CVE-2026-32859

Vulnerability

Overview

The ByteDance DeerFlow artifacts API, prior to commit 5dbb362, contains a stored cross-site scripting (XSS) vulnerability. The API allows users to upload files as artifacts, but does not enforce safe MIME types or force download for active content such as HTML, XHTML, or SVG files. As a result, an attacker can upload a file containing malicious JavaScript that is later served inline to users who view the artifact [1] [2].

Exploitation

Conditions

An attacker with the ability to upload artifacts to DeerFlow can craft a file with an extension like .html, .xhtml, or .svg that includes embedded scripts.
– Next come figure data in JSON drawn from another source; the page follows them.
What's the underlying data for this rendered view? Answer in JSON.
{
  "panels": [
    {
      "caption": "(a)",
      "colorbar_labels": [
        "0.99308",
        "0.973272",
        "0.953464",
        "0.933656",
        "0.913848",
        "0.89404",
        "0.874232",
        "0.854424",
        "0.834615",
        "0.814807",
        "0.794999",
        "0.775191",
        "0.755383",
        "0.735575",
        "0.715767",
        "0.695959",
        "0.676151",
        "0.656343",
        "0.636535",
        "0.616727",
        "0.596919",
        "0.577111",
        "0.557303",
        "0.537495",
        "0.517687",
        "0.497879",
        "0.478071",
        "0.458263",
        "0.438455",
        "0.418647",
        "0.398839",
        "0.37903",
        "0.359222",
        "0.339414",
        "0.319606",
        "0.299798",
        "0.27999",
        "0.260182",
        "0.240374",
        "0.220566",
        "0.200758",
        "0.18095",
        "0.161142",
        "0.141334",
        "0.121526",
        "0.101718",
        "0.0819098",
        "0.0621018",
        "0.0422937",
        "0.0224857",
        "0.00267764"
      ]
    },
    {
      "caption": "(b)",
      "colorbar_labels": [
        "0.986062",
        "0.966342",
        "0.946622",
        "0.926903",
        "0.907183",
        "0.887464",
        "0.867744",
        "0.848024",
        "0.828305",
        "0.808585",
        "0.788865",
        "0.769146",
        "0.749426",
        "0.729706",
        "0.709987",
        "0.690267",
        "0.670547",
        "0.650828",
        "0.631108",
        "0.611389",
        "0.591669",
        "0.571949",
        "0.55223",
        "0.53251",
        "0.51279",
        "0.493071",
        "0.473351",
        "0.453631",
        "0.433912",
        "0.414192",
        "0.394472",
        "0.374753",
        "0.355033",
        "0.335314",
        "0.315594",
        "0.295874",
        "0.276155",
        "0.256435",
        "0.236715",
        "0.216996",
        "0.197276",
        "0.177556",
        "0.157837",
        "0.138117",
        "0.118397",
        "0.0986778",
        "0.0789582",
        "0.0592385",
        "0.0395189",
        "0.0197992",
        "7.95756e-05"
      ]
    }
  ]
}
When another user accesses the artifact via the API, the browser renders the content inline, executing the attacker's script. No authentication is required beyond the upload capability, and the attack can be triggered simply by viewing the artifact [2] [3].

Impact

Successful exploitation allows the attacker to execute arbitrary JavaScript in the context of the victim's browser. This can lead to session hijacking, credential theft, defacement, or further actions against the DeerFlow instance. The vulnerability is rated Medium (CVSS 5.4) due to the need for user interaction and the attacker's required access to upload artifacts [3].

Mitigation

The vulnerability is patched in commit 5dbb362 [2]. The fix modifies the artifacts router to force download for active MIME types (e.g., text/html, image/svg+xml) rather than displaying them inline, preventing script execution. Users should update to a version containing this commit. No workarounds have been published [1] [3].